With a suggested retail price of $90, the Camus XO Supérieur gift package features a 750-ml. crystalline perfume bottle of Camus’ award-winning cognac and two tasting glasses. Both gift packages, which began shipping Sept. 1 in cases of six, are available to U.S. distributors and on- and off-premise establishments through CIL US Inc., a wholly owned subsidiary of Camus Cognac.
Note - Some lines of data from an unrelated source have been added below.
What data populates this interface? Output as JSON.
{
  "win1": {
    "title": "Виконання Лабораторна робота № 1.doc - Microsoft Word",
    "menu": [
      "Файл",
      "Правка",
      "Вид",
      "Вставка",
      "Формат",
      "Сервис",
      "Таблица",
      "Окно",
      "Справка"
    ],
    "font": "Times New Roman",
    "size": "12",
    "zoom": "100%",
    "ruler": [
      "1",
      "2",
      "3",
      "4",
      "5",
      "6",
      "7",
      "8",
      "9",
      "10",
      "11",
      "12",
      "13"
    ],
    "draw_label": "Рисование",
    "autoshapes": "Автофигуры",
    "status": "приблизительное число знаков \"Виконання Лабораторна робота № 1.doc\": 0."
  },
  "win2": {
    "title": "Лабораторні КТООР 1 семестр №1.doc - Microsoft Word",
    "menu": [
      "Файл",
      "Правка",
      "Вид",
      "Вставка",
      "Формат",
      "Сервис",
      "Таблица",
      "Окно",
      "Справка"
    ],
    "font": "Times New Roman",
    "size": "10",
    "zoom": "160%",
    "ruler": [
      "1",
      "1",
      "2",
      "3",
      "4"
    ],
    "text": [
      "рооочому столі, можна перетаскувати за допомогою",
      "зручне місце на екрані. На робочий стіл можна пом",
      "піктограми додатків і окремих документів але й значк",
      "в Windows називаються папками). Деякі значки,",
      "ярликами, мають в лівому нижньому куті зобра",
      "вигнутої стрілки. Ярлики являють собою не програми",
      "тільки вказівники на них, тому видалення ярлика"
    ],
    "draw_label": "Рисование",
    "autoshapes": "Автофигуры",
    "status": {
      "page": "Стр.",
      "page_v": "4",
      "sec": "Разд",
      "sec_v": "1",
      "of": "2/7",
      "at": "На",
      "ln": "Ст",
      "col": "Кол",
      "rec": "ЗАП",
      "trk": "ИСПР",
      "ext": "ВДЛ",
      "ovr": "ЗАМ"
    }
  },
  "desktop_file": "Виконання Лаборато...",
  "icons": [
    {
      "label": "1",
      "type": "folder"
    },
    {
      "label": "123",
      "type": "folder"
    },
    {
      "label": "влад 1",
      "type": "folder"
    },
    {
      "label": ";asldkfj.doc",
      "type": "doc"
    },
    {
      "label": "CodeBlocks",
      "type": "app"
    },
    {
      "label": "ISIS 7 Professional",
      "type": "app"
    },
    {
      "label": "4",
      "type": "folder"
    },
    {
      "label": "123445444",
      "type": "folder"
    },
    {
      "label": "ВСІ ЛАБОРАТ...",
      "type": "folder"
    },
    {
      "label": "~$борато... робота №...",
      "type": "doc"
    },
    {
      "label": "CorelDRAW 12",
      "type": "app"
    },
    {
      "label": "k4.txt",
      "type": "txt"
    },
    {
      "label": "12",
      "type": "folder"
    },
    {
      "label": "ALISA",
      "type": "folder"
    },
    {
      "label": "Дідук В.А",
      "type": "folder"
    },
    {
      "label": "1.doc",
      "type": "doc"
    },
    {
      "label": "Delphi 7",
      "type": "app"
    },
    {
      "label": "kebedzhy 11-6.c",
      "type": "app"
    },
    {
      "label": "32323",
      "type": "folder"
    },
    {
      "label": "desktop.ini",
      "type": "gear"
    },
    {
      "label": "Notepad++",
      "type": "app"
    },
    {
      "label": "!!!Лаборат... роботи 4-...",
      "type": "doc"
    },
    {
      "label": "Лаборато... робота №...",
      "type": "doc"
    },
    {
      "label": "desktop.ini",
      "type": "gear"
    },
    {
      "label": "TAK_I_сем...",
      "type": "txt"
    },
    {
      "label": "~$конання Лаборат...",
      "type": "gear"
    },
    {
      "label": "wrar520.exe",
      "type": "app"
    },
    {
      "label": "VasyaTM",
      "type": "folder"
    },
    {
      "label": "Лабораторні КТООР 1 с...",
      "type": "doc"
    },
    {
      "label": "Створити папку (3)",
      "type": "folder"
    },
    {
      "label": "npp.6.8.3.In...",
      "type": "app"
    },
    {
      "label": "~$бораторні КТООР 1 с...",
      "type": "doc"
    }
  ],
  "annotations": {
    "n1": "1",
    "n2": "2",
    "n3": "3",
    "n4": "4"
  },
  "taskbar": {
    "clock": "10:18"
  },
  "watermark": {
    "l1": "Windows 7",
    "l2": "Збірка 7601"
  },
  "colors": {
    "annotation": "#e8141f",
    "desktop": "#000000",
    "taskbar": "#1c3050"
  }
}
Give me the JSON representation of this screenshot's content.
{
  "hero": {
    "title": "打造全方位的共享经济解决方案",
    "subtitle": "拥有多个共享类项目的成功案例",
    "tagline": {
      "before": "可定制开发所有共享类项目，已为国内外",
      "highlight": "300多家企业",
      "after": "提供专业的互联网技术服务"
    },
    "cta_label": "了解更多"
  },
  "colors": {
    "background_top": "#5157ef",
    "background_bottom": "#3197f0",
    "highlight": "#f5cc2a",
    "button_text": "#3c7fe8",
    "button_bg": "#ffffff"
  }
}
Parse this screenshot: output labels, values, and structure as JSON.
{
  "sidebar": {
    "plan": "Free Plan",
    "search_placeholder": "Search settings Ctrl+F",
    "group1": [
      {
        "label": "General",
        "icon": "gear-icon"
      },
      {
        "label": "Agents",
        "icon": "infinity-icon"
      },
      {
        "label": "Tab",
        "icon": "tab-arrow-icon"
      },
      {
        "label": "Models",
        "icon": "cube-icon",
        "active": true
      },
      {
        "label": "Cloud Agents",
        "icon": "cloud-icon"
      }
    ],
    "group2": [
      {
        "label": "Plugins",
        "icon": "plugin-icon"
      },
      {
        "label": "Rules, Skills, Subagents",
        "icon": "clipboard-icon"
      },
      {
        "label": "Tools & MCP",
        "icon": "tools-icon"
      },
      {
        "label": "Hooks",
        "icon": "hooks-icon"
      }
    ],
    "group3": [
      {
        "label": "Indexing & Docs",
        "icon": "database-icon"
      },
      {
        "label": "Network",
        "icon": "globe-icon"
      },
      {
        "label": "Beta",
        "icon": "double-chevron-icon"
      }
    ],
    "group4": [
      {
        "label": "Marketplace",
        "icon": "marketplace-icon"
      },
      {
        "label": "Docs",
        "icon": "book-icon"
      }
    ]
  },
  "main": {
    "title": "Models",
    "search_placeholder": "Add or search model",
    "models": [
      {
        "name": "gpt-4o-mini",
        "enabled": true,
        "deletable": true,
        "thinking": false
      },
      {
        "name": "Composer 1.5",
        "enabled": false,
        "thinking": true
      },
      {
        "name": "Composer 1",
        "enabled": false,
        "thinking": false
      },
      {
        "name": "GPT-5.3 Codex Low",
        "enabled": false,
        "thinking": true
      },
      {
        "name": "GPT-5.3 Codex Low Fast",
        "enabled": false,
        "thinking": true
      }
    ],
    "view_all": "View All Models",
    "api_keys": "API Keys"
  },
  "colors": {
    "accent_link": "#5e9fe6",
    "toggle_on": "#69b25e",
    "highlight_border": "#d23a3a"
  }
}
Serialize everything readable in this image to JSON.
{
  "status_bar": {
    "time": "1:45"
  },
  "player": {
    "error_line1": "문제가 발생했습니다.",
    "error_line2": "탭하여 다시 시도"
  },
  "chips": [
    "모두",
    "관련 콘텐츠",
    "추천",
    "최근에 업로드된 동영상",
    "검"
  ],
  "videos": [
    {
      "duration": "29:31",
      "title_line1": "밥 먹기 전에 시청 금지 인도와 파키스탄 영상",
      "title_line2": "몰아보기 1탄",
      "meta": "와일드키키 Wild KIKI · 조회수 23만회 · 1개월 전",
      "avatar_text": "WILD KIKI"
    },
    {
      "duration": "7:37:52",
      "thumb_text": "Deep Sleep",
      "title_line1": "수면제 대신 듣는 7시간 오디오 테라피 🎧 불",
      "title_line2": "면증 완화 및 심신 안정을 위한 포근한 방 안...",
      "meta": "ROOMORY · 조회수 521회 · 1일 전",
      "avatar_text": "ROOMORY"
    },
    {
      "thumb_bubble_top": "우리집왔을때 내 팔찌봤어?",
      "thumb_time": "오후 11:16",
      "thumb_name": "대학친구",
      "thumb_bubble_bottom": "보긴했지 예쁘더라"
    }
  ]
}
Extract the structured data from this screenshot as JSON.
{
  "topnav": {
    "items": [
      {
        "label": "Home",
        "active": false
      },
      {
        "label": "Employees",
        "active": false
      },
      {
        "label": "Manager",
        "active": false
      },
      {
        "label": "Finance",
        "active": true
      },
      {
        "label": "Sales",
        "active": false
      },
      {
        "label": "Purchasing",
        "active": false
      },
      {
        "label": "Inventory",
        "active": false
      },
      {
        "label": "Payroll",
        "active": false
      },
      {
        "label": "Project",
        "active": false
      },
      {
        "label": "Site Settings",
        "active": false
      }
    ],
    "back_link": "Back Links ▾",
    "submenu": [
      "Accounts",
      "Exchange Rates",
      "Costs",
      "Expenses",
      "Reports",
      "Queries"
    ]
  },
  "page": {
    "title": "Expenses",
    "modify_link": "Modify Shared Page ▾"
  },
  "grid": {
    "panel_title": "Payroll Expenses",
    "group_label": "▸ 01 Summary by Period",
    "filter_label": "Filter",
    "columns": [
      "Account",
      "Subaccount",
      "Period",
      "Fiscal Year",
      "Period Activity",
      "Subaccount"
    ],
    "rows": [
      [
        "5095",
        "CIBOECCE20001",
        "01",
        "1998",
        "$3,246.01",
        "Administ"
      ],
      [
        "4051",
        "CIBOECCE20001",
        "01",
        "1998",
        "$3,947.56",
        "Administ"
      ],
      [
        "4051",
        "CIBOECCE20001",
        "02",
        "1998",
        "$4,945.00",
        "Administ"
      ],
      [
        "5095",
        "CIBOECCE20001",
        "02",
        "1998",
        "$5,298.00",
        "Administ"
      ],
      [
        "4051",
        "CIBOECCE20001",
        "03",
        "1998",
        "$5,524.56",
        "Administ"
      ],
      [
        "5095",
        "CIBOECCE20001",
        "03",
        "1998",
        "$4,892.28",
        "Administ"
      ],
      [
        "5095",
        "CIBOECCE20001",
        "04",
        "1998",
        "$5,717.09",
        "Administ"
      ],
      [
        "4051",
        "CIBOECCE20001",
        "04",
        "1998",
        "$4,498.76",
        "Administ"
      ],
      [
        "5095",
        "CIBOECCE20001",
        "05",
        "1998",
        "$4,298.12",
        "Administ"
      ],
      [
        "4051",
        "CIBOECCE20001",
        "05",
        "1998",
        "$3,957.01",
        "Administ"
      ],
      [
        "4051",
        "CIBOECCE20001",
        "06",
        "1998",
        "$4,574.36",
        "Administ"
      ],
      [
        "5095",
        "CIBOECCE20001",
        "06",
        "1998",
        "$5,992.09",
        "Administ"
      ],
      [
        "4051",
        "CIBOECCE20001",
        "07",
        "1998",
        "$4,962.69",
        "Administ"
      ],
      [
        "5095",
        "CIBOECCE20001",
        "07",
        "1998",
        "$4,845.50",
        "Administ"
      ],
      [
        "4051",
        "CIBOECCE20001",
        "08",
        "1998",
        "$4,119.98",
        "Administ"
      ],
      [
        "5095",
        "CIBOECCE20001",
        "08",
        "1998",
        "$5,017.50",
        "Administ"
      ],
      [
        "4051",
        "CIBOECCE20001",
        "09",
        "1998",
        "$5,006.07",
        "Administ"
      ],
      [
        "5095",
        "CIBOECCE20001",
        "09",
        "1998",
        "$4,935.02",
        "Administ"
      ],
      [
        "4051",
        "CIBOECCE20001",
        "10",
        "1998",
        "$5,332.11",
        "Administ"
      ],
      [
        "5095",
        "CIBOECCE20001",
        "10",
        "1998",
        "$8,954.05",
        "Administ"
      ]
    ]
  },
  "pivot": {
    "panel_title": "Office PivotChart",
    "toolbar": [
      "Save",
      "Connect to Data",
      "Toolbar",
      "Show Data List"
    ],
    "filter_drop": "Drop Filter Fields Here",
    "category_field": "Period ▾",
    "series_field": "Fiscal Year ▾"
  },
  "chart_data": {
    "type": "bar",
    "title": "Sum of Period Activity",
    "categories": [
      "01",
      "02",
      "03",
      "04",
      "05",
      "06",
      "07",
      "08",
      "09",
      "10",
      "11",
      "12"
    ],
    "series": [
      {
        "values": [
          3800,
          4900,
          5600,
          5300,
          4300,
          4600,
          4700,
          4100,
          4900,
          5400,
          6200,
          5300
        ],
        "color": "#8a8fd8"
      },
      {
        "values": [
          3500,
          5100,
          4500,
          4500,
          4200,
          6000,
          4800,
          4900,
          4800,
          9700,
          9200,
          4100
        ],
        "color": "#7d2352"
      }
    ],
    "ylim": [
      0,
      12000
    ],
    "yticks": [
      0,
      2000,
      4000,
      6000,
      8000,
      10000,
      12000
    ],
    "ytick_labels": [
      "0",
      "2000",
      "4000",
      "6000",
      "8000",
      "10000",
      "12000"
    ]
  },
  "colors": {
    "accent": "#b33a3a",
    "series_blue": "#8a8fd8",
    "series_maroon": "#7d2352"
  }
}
Cool2Go keeps beer colder, longer
Keeping beer cold on a hot summer day used to be a tough proposition, but the new “Cool2Go” wrap from DuPont, consisting of a thin insulating layer, protects beer from heat transferred by warm hands, condensation and outside temperature. The wrap is featured exclusively on The Labatt Blue Cold One, which is presently available in only Ontario and Quebec, Canada.
The “Cool2Go” wrap is made by placing a high-tech, polymer insulation between two layers of DuPont Teijin Films Melinex polyester film. A patented process produces a thin thermal barrier that locks in coldness, and the blue hues on the shrinkwrap were created with DuPont Cyrel NOW plates.
Trigger Cap for beverage blends
Century Foods International, a division of Hormel Foods Corp., has made available Trigger Cap technology for beverage containers. The Trigger Cap is a sealed reservoir that can hold up to 8-ml. of shelf-stable liquid or powder ranging from flavors, electrolytes, agglomerated supplements or live cultures. The cap features a dished top that consumers depress to quickly and easily release the contents into the drink prior to consumption. The cap’s underside contains small levers that rupture the perforated membrane and hold it open for discharge. Trigger Cap technology is designed with minimal components so as not to impede bottling line efficiency.
Are you ready for some football?
Budweiser and Bud Light, the “official beer sponsors” of 28 National Football League teams, will introduce team-specific packaging in markets nationwide, allowing football fans to celebrate the 2005 season while showing support for their favorite team.
All 12 Anheuser-Busch domestic breweries will be involved in the team-specific packaging campaign, which will produce more than 78 packaging combinations on 12 million cases of Budweiser and Bud Light aluminum cans. Team-specific packaging was launched on Aug. 22 in time for the Labor Day selling period.